Tuesday, March 17, 2009

RIP for Seattle PI (1863-2009), With a Heartless Good-Bye From Management


Hal Bernton, a reporter from The Seattle Times addresses his colleagues in front of the Seattle Post-Intelligencer offices today.

Today was the last print publication for the Seattle Post-Intelligencer. It will continue on as an online-only venture, but in the process it will reduce its staff from 181 to about 40. One manager, instead of thanking the service of so many professionals, gave them a swift kick out of the door as they left in her column.

Here is a slide show that chronicles the events in the newsroom.

Here, Executive Producer Michelle Nicolosi discusses some of the changes the organization will face.

We don't have reporters, editors or producers—everyone will do and be everything. Everyone will write, edit, take photos and shoot video, produce multimedia and curate the home page. That'll be a training challenge for everyone, but we're all up for the challenge and totally ready to pick up all these skills.

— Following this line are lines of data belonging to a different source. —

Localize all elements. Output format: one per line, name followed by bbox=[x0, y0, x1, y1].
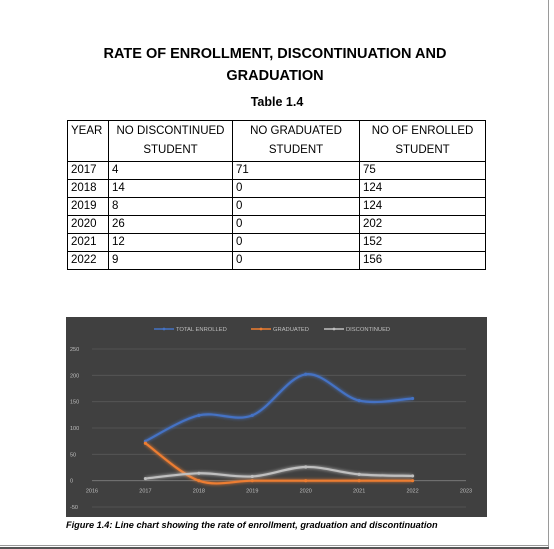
table-cell-discontinued: 8 bbox=[108, 197, 233, 216]
table-cell-discontinued: 9 bbox=[108, 251, 233, 270]
column-header-enrolled: NO OF ENROLLED STUDENT bbox=[359, 120, 486, 162]
data-point bbox=[357, 472, 361, 476]
document-title-line: RATE OF ENROLLMENT, DISCONTINUATION AND bbox=[103, 46, 447, 62]
page-edge bbox=[548, 0, 549, 549]
data-point bbox=[357, 479, 361, 483]
data-point bbox=[143, 441, 148, 445]
data-point bbox=[304, 465, 308, 469]
table-cell-discontinued: 12 bbox=[108, 233, 233, 252]
data-point bbox=[410, 479, 415, 483]
table-cell-enrolled: 75 bbox=[359, 161, 486, 180]
legend-marker bbox=[259, 327, 263, 331]
table-cell-graduated: 0 bbox=[232, 215, 360, 234]
table-cell-year: 2022 bbox=[67, 251, 109, 270]
data-point bbox=[250, 479, 254, 483]
table-cell-year: 2017 bbox=[67, 161, 109, 180]
x-tick-label: 2022 bbox=[406, 489, 418, 495]
data-point bbox=[250, 413, 254, 417]
table-row: 2019 8 0 124 bbox=[67, 197, 486, 216]
table-row: 2020 26 0 202 bbox=[67, 215, 486, 234]
chart-canvas: -50 0 50 100 150 200 250 2016 2017 2018 2019 2020 20… bbox=[70, 327, 472, 511]
table-cell-enrolled: 124 bbox=[359, 179, 486, 198]
legend-label: GRADUATED bbox=[273, 327, 309, 333]
table-cell-discontinued: 4 bbox=[108, 161, 233, 180]
y-tick-label: 250 bbox=[70, 347, 79, 353]
data-point bbox=[357, 399, 361, 403]
table-row: 2022 9 0 156 bbox=[67, 251, 486, 270]
column-header-discontinued: NO DISCONTINUED STUDENT bbox=[108, 120, 233, 162]
y-tick-label: -50 bbox=[70, 505, 78, 511]
table-cell-graduated: 0 bbox=[232, 197, 360, 216]
x-tick-label: 2021 bbox=[353, 489, 365, 495]
series-line-2 bbox=[145, 465, 413, 480]
table-row: 2017 4 71 75 bbox=[67, 161, 486, 180]
table-cell-discontinued: 14 bbox=[108, 179, 233, 198]
line-chart: -50 0 50 100 150 200 250 2016 2017 2018 2019 2020 20… bbox=[66, 317, 487, 517]
table-cell-discontinued: 26 bbox=[108, 215, 233, 234]
table-cell-year: 2019 bbox=[67, 197, 109, 216]
table-cell-year: 2018 bbox=[67, 179, 109, 198]
y-tick-label: 0 bbox=[70, 479, 73, 485]
y-tick-label: 50 bbox=[70, 452, 76, 458]
x-tick-label: 2019 bbox=[246, 489, 258, 495]
table-caption: Table 1.4 bbox=[250, 95, 304, 109]
y-tick-label: 150 bbox=[70, 400, 79, 406]
y-tick-label: 100 bbox=[70, 426, 79, 432]
data-point bbox=[410, 474, 415, 478]
page-edge bbox=[0, 545, 549, 546]
column-header-graduated: NO GRADUATED STUDENT bbox=[232, 120, 360, 162]
data-point bbox=[197, 479, 201, 483]
data-point bbox=[197, 471, 201, 475]
table-cell-graduated: 0 bbox=[232, 233, 360, 252]
table-cell-graduated: 0 bbox=[232, 251, 360, 270]
series-line-0 bbox=[144, 373, 413, 443]
table-row: 2018 14 0 124 bbox=[67, 179, 486, 198]
x-tick-label: 2023 bbox=[460, 489, 472, 495]
table-row: 2021 12 0 152 bbox=[67, 233, 486, 252]
data-table: YEAR NO DISCONTINUED STUDENT NO GRADUATE… bbox=[67, 120, 486, 270]
column-header-year: YEAR bbox=[67, 120, 109, 162]
document-title: RATE OF ENROLLMENT, DISCONTINUATION AND … bbox=[60, 43, 490, 87]
table-cell-enrolled: 152 bbox=[359, 233, 486, 252]
page-edge bbox=[0, 547, 549, 549]
data-point bbox=[143, 476, 148, 481]
series-line-1 bbox=[144, 442, 413, 485]
x-tick-label: 2017 bbox=[139, 489, 151, 495]
table-cell-graduated: 0 bbox=[232, 179, 360, 198]
x-tick-label: 2016 bbox=[86, 489, 98, 495]
data-point bbox=[304, 372, 308, 376]
table-cell-enrolled: 156 bbox=[359, 251, 486, 270]
data-point bbox=[197, 413, 201, 417]
legend-marker bbox=[162, 327, 166, 331]
table-cell-year: 2020 bbox=[67, 215, 109, 234]
legend-label: DISCONTINUED bbox=[346, 327, 390, 333]
table-cell-enrolled: 202 bbox=[359, 215, 486, 234]
legend-label: TOTAL ENROLLED bbox=[176, 327, 227, 333]
table-cell-year: 2021 bbox=[67, 233, 109, 252]
data-point bbox=[304, 479, 308, 483]
data-point bbox=[250, 474, 254, 479]
legend-marker bbox=[332, 327, 336, 331]
data-point bbox=[410, 396, 415, 401]
table-cell-enrolled: 124 bbox=[359, 197, 486, 216]
table-header-row: YEAR NO DISCONTINUED STUDENT NO GRADUATE… bbox=[67, 120, 486, 162]
document-title-line: GRADUATION bbox=[226, 68, 324, 84]
table-cell-graduated: 71 bbox=[232, 161, 360, 180]
x-tick-label: 2018 bbox=[193, 489, 205, 495]
y-tick-label: 200 bbox=[70, 373, 79, 379]
figure-caption: Figure 1.4: Line chart showing the rate … bbox=[66, 520, 438, 530]
x-tick-label: 2020 bbox=[300, 489, 312, 495]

But, in the coldest send-off ever seen, she also notes ...
My staff and I are thrilled to have the chance to prove that an online-only news operation can make money and do a great job serving readers. Literally, I'm getting emails from staff with the subject line, "Woo!" And Tweets that read, "I'm so excited about everything...can't even describe the feeling..."

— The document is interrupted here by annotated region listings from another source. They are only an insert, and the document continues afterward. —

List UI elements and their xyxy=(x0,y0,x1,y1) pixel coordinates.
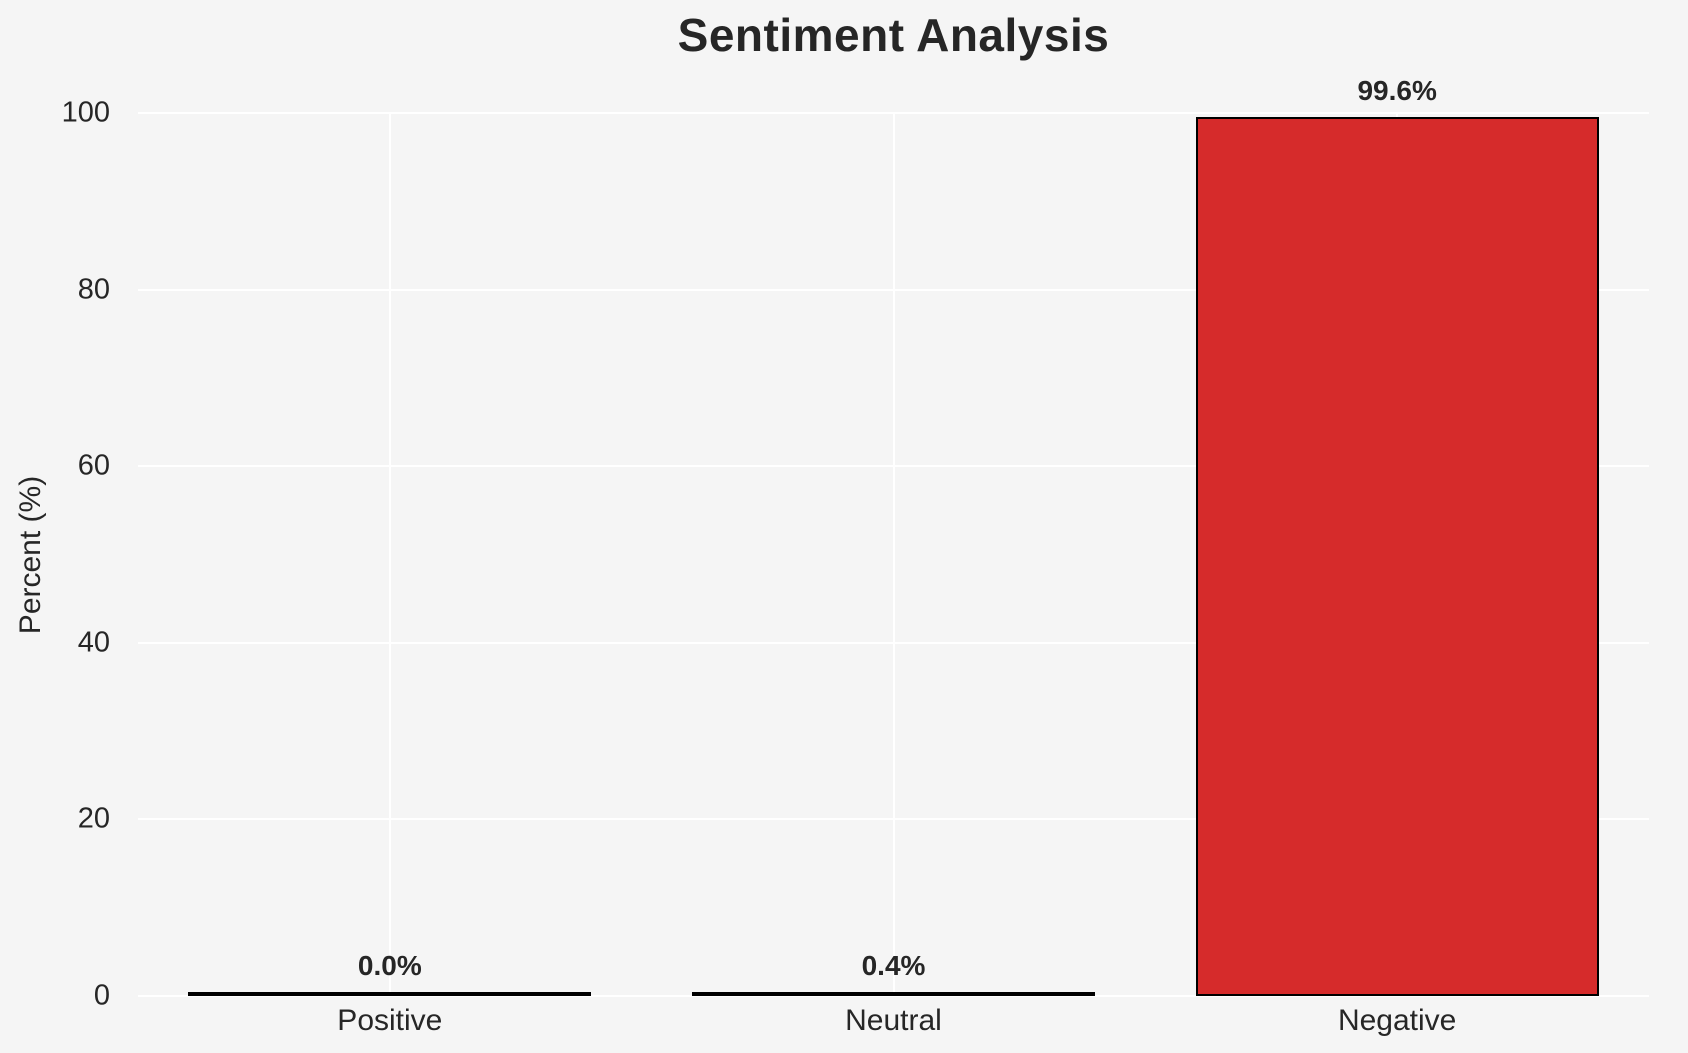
y-tick-label-60: 60 xyxy=(77,449,110,482)
value-label-neutral: 0.4% xyxy=(861,950,926,981)
y-tick-label-20: 20 xyxy=(77,802,110,835)
y-tick-label-80: 80 xyxy=(77,273,110,306)
bar-negative xyxy=(1195,116,1599,996)
value-label-positive: 0.0% xyxy=(357,950,422,981)
gridline-x-positive xyxy=(388,113,391,996)
bar-positive xyxy=(188,992,592,996)
gridline-y-0 xyxy=(138,995,1649,997)
y-tick-label-0: 0 xyxy=(93,979,110,1012)
x-tick-label-negative: Negative xyxy=(1337,1004,1457,1037)
x-tick-label-neutral: Neutral xyxy=(845,1004,942,1037)
plot-area: 0.0% Positive 0.4% Neutral 99.6% Negative xyxy=(138,75,1649,1037)
bar-neutral xyxy=(692,992,1095,996)
y-tick-label-100: 100 xyxy=(61,96,110,129)
value-label-negative: 99.6% xyxy=(1357,74,1437,106)
y-axis-label: Percent (%) xyxy=(14,475,48,634)
x-tick-label-positive: Positive xyxy=(337,1004,443,1037)
gridline-x-neutral xyxy=(892,113,895,996)
chart-title: Sentiment Analysis xyxy=(677,9,1110,61)
y-axis-label-wrap: Percent (%) xyxy=(0,113,62,996)
y-tick-label-40: 40 xyxy=(77,626,110,659)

If those emails are accurate, then the P-I staff is the most callous, mind-numbing, thoughtless people on the face of the earth. How can you possibly be involved in any organization that decapitates itself and sends roughly 75 percent of its colleagues out on the streets? If those quotes are true, Nicolosi and her fellow henchmen need to take a long look in the mirror. Truly, it is one of the most heartless things to print on the day your kicking 140 or so people out the door.